Bajan las revoluciones, se dispara el ‘sabinómetro’. Canciones de amor salpicadas de rotos y desgarros. Voz quebradiza y mirada acuosa en ‘A la orilla de la chimenea’. ‘Una canción para la Magdalena’ de piano mínimo. El Sant Jordi, coreando al unísono aquello de «la más puta de todas las señoras». Territorio Sabina, el milagro de los panes y los peces en versión rimas y versos.

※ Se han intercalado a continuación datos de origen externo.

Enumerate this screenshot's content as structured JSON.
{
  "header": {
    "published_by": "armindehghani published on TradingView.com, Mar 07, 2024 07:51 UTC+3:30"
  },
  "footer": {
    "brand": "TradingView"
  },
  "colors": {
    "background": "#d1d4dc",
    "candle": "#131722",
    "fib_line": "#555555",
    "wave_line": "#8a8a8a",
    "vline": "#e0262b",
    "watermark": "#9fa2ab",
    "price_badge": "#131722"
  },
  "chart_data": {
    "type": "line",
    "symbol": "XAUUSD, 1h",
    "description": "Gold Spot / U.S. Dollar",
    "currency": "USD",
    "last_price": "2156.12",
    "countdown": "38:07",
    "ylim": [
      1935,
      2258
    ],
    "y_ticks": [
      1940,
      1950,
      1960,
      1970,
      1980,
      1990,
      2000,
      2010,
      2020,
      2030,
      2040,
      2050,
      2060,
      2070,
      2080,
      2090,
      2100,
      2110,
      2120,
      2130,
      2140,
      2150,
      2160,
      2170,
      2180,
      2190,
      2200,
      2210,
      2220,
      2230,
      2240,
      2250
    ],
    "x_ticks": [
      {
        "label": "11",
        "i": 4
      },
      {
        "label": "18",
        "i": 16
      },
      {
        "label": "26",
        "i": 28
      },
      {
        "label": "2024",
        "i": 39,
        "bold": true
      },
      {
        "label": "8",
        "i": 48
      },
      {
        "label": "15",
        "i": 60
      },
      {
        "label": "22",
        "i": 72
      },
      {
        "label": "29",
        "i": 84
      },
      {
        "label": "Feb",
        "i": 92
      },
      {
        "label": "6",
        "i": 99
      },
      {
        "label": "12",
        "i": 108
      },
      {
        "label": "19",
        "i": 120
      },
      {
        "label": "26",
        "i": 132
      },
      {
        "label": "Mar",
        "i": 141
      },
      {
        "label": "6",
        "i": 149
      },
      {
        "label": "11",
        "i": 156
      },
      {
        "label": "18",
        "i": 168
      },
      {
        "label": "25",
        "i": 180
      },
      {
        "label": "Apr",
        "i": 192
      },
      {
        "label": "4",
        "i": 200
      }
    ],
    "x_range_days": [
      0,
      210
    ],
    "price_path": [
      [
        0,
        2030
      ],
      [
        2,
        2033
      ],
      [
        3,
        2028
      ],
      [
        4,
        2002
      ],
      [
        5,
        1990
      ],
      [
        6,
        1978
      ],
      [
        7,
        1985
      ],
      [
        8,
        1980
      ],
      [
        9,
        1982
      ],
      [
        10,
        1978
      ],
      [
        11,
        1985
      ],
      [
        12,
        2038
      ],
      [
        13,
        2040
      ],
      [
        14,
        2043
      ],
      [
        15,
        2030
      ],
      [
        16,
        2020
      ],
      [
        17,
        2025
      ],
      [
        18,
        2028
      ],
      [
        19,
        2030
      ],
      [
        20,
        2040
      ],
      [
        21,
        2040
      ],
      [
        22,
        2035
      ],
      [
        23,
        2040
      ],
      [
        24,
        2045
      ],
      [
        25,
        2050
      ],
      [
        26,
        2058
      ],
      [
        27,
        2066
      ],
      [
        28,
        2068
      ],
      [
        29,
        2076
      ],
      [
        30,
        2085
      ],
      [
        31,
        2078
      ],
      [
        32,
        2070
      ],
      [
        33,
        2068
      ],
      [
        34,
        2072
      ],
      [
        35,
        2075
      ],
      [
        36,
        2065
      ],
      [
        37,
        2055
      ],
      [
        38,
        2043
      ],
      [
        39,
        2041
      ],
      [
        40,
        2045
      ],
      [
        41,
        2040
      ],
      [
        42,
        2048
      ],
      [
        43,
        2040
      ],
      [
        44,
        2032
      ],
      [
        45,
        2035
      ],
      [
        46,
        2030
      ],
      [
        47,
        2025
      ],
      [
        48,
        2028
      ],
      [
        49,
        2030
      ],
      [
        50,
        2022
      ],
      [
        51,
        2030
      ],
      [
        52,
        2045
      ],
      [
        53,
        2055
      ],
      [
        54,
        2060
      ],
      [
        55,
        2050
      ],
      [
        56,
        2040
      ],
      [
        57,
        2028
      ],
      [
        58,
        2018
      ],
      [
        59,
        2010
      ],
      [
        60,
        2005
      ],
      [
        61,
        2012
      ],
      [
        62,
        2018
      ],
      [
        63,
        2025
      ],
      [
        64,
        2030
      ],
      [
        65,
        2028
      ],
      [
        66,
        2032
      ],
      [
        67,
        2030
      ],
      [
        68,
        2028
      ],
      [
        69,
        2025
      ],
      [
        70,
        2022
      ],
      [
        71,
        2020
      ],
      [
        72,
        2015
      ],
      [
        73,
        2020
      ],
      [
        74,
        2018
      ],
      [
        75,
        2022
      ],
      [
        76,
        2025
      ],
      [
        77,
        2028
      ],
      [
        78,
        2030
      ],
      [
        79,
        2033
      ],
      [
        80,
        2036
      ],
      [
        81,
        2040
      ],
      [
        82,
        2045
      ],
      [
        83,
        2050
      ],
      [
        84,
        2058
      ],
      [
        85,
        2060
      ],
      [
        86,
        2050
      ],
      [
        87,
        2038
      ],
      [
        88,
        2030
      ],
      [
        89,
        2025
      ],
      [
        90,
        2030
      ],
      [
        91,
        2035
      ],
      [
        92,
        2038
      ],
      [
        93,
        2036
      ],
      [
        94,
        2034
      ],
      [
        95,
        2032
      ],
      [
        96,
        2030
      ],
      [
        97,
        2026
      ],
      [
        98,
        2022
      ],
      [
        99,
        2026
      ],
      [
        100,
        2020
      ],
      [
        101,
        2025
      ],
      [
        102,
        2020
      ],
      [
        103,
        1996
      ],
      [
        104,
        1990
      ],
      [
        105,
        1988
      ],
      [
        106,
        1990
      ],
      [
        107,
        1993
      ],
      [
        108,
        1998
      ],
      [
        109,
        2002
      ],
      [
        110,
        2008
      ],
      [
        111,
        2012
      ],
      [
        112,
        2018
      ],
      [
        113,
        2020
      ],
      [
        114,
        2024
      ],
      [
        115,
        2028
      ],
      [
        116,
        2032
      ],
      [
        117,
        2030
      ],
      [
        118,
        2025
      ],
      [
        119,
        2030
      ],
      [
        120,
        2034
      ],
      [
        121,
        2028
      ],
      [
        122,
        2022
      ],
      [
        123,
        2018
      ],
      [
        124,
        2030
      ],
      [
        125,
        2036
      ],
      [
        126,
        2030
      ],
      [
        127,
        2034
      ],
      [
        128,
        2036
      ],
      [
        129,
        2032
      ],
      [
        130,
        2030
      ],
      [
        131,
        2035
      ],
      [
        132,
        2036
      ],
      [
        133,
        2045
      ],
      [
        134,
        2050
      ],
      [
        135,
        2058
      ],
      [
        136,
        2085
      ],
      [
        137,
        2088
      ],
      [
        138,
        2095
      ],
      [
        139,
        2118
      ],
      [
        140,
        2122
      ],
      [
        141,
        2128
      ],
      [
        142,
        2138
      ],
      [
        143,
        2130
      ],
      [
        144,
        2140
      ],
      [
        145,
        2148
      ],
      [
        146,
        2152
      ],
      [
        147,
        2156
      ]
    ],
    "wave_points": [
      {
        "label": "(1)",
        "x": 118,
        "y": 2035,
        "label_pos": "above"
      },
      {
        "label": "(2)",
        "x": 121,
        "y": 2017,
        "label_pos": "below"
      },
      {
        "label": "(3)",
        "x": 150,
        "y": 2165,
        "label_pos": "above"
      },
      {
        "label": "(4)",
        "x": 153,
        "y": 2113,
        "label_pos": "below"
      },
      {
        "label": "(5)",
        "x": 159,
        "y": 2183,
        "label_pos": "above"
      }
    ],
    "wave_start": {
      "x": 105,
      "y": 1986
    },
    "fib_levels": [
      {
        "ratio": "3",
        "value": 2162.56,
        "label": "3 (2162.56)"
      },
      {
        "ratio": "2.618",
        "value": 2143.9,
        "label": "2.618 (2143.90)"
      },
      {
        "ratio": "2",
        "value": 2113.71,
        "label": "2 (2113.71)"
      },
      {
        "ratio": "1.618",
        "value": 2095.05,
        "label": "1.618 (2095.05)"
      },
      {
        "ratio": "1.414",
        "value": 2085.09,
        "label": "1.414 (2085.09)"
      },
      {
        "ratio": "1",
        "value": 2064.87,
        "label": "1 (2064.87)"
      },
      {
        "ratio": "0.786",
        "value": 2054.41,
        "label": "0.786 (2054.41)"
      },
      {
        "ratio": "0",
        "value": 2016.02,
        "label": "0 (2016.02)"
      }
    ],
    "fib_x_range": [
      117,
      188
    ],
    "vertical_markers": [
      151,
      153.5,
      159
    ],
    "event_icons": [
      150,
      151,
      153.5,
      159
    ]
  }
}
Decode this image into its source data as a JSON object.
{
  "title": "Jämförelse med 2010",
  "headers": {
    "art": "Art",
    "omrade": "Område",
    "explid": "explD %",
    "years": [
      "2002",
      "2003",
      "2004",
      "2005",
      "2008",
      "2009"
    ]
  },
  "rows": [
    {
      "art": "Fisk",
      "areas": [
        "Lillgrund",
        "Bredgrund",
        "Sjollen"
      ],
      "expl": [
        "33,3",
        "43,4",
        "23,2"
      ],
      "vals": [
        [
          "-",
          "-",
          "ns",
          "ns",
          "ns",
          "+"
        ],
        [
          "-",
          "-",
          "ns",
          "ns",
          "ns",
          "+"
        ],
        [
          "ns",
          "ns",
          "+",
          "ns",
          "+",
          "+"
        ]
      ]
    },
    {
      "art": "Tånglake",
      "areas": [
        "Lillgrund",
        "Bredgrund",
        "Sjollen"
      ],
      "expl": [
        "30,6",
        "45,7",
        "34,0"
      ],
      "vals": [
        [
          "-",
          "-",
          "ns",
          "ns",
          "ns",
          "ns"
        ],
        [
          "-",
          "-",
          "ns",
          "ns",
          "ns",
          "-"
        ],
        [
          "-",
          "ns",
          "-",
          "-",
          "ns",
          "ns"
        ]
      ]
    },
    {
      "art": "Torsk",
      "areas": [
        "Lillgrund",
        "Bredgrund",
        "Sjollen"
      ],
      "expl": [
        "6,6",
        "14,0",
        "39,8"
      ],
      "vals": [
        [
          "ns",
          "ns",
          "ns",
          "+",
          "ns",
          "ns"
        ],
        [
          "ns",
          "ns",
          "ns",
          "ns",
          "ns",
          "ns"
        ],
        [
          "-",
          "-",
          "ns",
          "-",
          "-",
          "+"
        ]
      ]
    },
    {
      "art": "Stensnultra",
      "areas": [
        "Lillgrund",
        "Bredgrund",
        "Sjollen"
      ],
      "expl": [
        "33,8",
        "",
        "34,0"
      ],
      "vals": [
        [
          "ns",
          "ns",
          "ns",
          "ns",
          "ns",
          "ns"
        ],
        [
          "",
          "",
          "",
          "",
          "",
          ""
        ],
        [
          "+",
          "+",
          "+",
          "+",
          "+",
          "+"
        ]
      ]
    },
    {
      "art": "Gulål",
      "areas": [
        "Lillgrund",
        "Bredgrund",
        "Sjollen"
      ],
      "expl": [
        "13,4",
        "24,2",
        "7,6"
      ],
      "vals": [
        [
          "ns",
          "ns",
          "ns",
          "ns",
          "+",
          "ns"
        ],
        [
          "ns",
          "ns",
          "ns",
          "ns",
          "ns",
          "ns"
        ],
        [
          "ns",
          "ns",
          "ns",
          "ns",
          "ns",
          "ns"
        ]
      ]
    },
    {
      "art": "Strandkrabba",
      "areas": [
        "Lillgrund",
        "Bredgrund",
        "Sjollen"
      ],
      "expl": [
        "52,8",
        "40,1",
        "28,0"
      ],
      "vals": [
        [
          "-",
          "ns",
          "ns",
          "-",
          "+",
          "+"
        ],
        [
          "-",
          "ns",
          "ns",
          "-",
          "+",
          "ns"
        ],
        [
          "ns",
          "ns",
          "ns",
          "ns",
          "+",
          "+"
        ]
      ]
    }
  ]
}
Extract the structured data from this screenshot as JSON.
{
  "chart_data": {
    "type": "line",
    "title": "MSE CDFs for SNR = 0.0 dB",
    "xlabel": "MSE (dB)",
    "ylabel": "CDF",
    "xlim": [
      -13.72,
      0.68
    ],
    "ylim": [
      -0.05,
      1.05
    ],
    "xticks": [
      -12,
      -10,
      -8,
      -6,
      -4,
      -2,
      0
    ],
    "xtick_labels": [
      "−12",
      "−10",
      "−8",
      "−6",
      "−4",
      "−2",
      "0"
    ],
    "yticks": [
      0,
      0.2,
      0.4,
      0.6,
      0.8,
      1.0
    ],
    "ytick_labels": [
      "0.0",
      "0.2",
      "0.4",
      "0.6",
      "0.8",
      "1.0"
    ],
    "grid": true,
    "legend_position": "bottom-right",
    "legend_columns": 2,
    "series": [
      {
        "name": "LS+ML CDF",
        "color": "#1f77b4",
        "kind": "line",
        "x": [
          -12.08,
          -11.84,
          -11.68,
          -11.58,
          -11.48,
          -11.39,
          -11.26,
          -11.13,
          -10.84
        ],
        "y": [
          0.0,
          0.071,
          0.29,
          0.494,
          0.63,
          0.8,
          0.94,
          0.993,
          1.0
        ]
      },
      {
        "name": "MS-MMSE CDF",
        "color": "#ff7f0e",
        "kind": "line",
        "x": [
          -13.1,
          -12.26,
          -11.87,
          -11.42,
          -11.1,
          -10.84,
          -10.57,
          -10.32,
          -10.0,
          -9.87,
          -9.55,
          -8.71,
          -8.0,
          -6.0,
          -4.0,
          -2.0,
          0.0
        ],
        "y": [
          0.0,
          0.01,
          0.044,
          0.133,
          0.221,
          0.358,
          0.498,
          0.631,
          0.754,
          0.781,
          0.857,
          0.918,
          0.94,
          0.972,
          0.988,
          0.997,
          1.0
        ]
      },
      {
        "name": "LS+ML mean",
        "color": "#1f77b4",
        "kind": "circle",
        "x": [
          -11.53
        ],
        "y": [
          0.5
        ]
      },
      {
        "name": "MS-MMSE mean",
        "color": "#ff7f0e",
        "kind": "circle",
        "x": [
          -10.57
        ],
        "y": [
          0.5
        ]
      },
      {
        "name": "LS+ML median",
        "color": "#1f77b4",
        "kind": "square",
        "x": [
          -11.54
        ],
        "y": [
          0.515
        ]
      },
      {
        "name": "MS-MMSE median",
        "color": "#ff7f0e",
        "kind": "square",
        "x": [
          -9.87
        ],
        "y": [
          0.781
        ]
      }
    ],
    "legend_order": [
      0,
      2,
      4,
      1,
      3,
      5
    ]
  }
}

Otra resurrección, una más, tras la que, ahora sí, se intuye el aroma de la despedida. O tal vez no. Porque llega ’19 días y 500 noches’ y de nuevo jaleo en la pista. Y en las gradas. Sabina no se levanta del taburete, pero hace como que baila. Y con eso basta.
Para el final, los ases y las cartas marcadas: ‘Peces de ciudad’, ‘Y sin embargo’ y ‘Princesa’ en versión acorazada. «¡Rock and roll!», grita alguien sobre el escenario. Sota, caballo y rey. Y en los bises, el balanceo de brazos, el acunarse en la memoria colectiva de ‘Contigo’ y de esa ‘Noches de boda’ fundida con la proverbial ‘Y nos dieron las diez’. Infalible. «Si lo que quieres es cumplir cien años, no vivas como vivo yo», canta, guasón, para cerrar la noche con ‘Pastillas para no soñar’. Y el milagro, en efecto, es que ahí sigue. Viviendo para contarlo. Y, sobre todo, para cantarlo.